For generations, states redrew congressional district lines after the decennial census. There were exceptions, but in nearly every instance, mid-decade redistricting only happened when courts told states that their maps were unlawful and needed to be redone.
The idea that politicians would engage in such abuses as a matter of will was practically unheard of — for the most part.
Texas Republicans broke radical ground with a mid-decade redistricting scheme in 2003, and GOP officials in the Lone Star State recently completed a similar gambit: On Friday, Gov. Greg Abbott made it official, creating a new map designed to give his party five additional U.S. House seats. The developments helped launch a partisan arms race of sorts, with California Democrats moving forward with a comparable plan that would try to give their party five more seats of their own.
Donald Trump, after having successfully demanded action in Texas, has now brought another red state on board. NBC News reported:
Missouri Gov. Mike Kehoe announced Friday that he will convene the state’s General Assembly for a special session next week to redraw congressional maps as Republicans push to create more GOP-leaning districts ahead of the 2026 midterms. Kehoe said in a statement outlining the move that for the special session starting Wednesday he is directing the state’s Republican-controlled Legislature to ‘take action on redistricting’ to ensure districts ‘truly put Missouri values first.’
The governor and his party are likely to do as they please — with Kehoe in the governor’s office, and the GOP enjoying a supermajority in the legislature, Democrats can’t realistically stop them — but we’re really only talking about a seat or two. After all, Missouri has an eight-member U.S. House delegation, and Republicans already control six of the eight seats. (The plan, at least for now, is to carve up Democratic Rep.

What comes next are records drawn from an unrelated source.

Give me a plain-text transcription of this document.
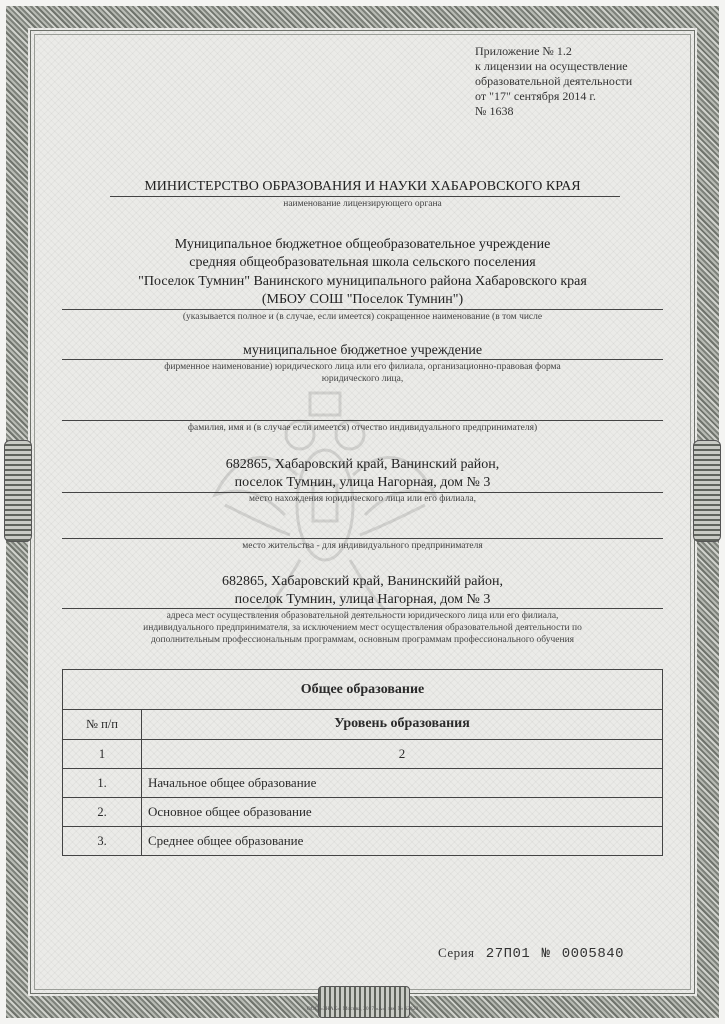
Приложение № 1.2
к лицензии на осуществление
образовательной деятельности
от "17" сентября 2014 г.
№ 1638
МИНИСТЕРСТВО ОБРАЗОВАНИЯ И НАУКИ ХАБАРОВСКОГО КРАЯ
наименование лицензирующего органа
Муниципальное бюджетное общеобразовательное учреждение
средняя общеобразовательная школа сельского поселения
"Поселок Тумнин" Ванинского муниципального района Хабаровского края
(МБОУ СОШ "Поселок Тумнин")
(указывается полное и (в случае, если имеется) сокращенное наименование (в том числе
муниципальное бюджетное учреждение
фирменное наименование) юридического лица или его филиала, организационно-правовая форма
юридического лица,
фамилия, имя и (в случае если имеется) отчество индивидуального предпринимателя)
682865, Хабаровский край, Ванинский район,
поселок Тумнин, улица Нагорная, дом № 3
место нахождения юридического лица или его филиала,
место жительства - для индивидуального предпринимателя
682865, Хабаровский край, Ванинскийй район,
поселок Тумнин, улица Нагорная, дом № 3
адреса мест осуществления образовательной деятельности юридического лица или его филиала,
индивидуального предпринимателя, за исключением мест осуществления образовательной деятельности по
дополнительным профессиональным программам, основным программам профессионального обучения
Общее образование
№ п/п	Уровень образования
1	2
1.	Начальное общее образование
2.	Основное общее образование
3.	Среднее общее образование
Серия 27П01 № 0005840
ООО «ЗНАК», Москва, 2017 «А», зак. № 62820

Emanuel Cleaver’s district.)
Similarly, the White House has been aggressively lobbying Republicans in Indiana to follow the same script — even threatening primary campaigns against those who resist — despite the fact that the GOP already controls seven of the state’s nine U.S. House seats.
Meanwhile, it’s becoming increasingly likely that we’ll see related efforts in some blue states, including Illinois and Maryland, and other red states, including Louisiana, Ohio and Florida.
Why go to all of this trouble to shift a handful of votes on Capitol Hill? Because the Republican majority in the House is already tiny, and if historical patterns hold true, Democrats are likely to make meaningful gains in the 2026 midterm cycle.
And so a multifaceted partisan scramble is underway, with Trump and his allies targeting mail-in ballots, voter-ID laws, the census, voter registrations and gerrymandering — not because it’s responsible, and not because it’ll benefit the public, but because of the Republicans’ desperation to hold onto power and prevent Democrats from gaining a toehold that might lead to some degree of accountability for the president.
The stakes, in other words, are high, and if the redistricting arms race can result in a net gain of a half-dozen or so seats for the GOP — in effect, ensuring wins before voters can even cast ballots — it might very well keep Republicans in power for the rest of the decade, no matter what the American people actually want.